The approach to the ESP8266 emulation is very different from the Uzebox core. Instead of striving for cycle perfect emulation, a high level approach is taken. Here we take advantage of the fact the module need only have correct output to the input from the Uzebox. How this happens does not matter so long as UART commands, which in comparison to cycles happens very slowly, do what they are supposed to. There are many many things that are inherently unpredictable about the timing of this UART response. The module has many things going on with interrupts, analog elements of radio transmission hardware, network collisions, internet latency, etc. You simply cannot write a reliable program on real hardware that relies on cycle perfect responses from the module, because things will not happen the same way twice. Taking advantage of this high level of abstraction possible(since programs must already be timing tolerant) we can emulate the module with good speed when a perfect(and functionally still requiring programs to be very timing tolerant) emulation of this powerful hardware would be significantly more expensive than can be emulated on current PCs. After all, the ESP8266 itself has faster and more complex circuitry than the rest of the Uzebox combined.

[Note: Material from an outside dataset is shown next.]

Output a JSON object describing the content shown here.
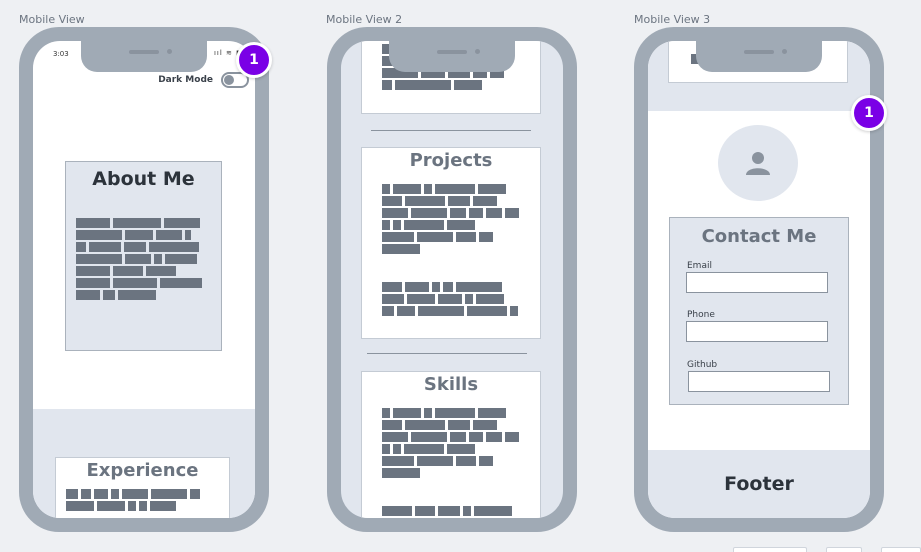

It seemed most reasonable to make the Uzebox side the fastest if there are tasks that cannot be divided evenly. This is because even a more powerful chipset is less cycle intensive to emulate when you do not require cycle perfect. The Uzebox side must run full speed. It is possible during some computer lock or otherwise that the ESP8266 side will not run fast enough to meet some protocol timing, like responding to a remote machine(which of course is not lockstepping with our emulation) IRC PING quickly, where failure to meet timing would cause a disconnect. On real hardware this would simply not happen because the ESP8266, mostly, will never stall for a considerable periods...except if there was an issue somewhere on the internet path. So this should be rare, but like the internet, there are potential times when things temporarily break timing due to a complex chain of events beyond control of software. In actuality, the author believes Uzem network performance exceeds the real thing.


Uart Emulation

It was important in the second revision to allow for accurate UART timing which the first version did not have. This is because we need to be able to develop code that correctly deals with baud rates instead of having code that only works on Uzem. It is important to understand how the UART hardware works at the block level. Essentially the 644 clock is fed into the UART circuitry and this clock rate is reduced by a divisor. Software can write to specific memory that will change the value of this divisor and so change the speed, or baud rate, that the UART operates at for both reading and writing. For data to be transferred between devices correctly, this baud rate timing must be the same within a small percentage of error. The emulation of course has 0% timing error on this.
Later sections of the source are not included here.